I realized embarassingly late in the game that today is Valentine’s day, so today’s post, which was mostly composed yesterday will appear tomorrow, by which time it hopefully won’t be decomposed. It’s about the Ephesians 4 fivefold ministries, as a precursor to further discussion on apostles, apostolic authority, the shepherding movement, and hierarchical leadership structures. At least that’s where I think it’s going.
Today, however, I must pause and mention Valentine’s day… the day we celebrate the beheading of St. Valentine in 278. Or something like that. You may correctly infer from the aforementioned realization that I’ve got some last-minute shopping to do today. Hmmm, flowers or chocolate? I need to mark the day, since it has now been mathematically proven that I have exactly a snowball’s chance in hell of dating my wife. Really — as Brant Hansen shows, there’s an actual mathematical formula for calculating a guy’s odds of getting the girl. Go on, try it. Like Brant, it seems I beat the odds astronomically… despite those odds, my wife and I will have been married 19 years this spring. And all of that without understanding the “hidden complexities behind the simple act of kissing” (as documented in Scientific American). Does this make St. Valentine the patron saint of long odds? Sounds good to me.

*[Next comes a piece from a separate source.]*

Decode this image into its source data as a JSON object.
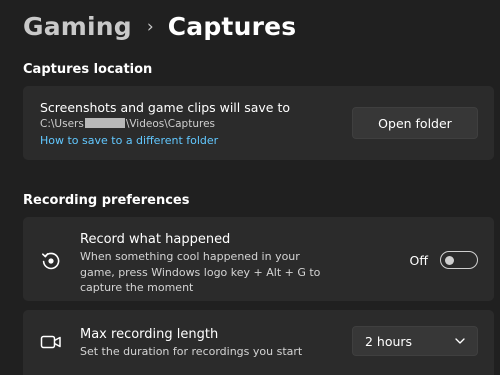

I’ve got another odd thought today about love though… I noticed a card signed “Love,” by one of my daughters and realized that I don’t think we ever told our girls what the word “love” means. How would you provide a good definition, anyway? It seems like one of those words that you just pick up and understand intuitively. We tell our kids we love them as babies, then as they grow to understand language more and you keep telling them, they just don’t need to have the meaning explained, they just know. Certainly enough to say it back to you. Is that weird?
I don’t know if it’s weird, or just the way love is. Some realities are better experienced than defined. I’ve read all kinds of definitions of love, but none of them quite capture it. But our kids can lisp out “I love you” and you know that they know what it means.
Can’t wait to hear what you have to say in the coming days.
I imagine you have already heard of or probably read the fantastic book “Authority, Accountability and the Apostolic Movement,” by Crosby. Simply one of the best books out there IMO although knowing you, you will come to most of the same conclusions on your own.
And no, we never gave my kids the definition of the word love. Love in action becomes its own definition.